What Factors Affect the Growth of the Poplar Tree Roots?
- The rapidly-growing poplar trees can develop below the soil as well. The development of these poplar trees varies upon many factors such as good soil quality, adequate sunlight, moisture content, and the use of mulch in pruning the trees.
- While yearly pruning is essential to remove the tree’s old or diseased wood, sunshine and open areas remain the most important factors in allowing the roots to thrive.
- Additionally, because of its reliance on water, it is frequently classified as an invasive plant if its water needs are not supplied. As a result, in addition to the aforementioned conditions, wet, well-drained soil with mild acidity is required.
How do the Poplar Trees Grow During Different Seasons?
Poplar trees may grow up to 130 feet in diameter and have a powerful root system. They do, however, change their pattern of development with the seasons.
The tree’s blooms bloom early in the spring season, well before the leaves. Male and female flowers both produce catkins, which dangle from the branches.

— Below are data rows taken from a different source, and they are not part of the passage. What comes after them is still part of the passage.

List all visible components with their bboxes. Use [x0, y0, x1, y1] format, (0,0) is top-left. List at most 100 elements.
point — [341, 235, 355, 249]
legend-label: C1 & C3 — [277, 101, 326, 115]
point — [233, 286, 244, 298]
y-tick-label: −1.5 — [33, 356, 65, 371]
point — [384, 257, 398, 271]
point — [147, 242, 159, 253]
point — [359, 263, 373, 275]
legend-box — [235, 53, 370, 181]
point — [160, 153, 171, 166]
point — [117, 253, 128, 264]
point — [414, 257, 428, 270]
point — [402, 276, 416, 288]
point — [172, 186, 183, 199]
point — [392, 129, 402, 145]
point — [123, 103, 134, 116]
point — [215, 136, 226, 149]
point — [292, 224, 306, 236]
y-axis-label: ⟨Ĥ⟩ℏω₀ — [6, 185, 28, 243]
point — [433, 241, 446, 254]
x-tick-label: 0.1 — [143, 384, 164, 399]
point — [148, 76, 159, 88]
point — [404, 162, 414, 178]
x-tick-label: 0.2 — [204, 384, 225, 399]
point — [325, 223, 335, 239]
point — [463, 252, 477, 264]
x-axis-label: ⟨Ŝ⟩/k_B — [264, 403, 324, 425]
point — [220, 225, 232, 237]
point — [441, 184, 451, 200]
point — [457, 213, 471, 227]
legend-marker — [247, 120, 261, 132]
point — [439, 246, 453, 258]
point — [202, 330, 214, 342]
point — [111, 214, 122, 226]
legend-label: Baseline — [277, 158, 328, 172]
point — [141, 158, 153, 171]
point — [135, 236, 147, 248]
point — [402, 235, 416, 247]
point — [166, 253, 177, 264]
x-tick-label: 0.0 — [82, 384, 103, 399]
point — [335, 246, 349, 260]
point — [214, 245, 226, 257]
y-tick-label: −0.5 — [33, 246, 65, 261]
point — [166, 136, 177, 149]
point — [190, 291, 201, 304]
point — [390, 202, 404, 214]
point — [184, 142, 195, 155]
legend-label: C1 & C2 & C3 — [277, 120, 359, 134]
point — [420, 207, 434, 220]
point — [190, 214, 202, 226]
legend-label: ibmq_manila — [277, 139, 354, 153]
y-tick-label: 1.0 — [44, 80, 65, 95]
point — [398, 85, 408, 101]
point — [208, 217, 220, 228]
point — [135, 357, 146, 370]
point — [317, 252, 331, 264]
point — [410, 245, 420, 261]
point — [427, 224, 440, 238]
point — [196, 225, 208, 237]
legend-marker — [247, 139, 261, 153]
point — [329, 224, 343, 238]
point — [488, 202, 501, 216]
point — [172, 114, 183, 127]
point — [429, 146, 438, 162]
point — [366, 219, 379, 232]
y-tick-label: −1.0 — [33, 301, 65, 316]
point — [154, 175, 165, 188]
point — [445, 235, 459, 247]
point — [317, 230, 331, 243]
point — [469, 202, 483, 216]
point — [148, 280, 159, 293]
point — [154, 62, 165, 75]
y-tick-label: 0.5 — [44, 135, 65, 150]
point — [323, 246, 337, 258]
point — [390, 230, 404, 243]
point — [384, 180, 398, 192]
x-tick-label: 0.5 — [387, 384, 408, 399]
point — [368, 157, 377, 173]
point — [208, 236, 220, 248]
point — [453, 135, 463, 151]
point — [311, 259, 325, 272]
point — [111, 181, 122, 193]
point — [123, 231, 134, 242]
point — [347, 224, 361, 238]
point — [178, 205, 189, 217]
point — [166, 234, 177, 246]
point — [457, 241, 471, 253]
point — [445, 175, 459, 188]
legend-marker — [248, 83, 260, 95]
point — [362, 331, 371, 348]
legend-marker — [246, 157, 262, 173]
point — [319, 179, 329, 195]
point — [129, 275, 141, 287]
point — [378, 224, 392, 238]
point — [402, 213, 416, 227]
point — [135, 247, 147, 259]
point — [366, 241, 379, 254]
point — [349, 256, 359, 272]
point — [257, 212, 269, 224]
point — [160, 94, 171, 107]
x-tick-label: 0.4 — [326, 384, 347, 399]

From the green that grows in the summer season, the poplar tree’s fruit turns to a reddish capsule type. A large number of tiny seeds are packed into the capsule.
Throughout the autumn season, the color of the leaves changes from golden to dazzling gold to yellow when they fall, and the bark obtained in the fall season is often quite soft and thus easier to cut.
The trees are frequently plucked during this season, especially in the months of January and February. Typically, the trees are cultivated from clippings or kalam.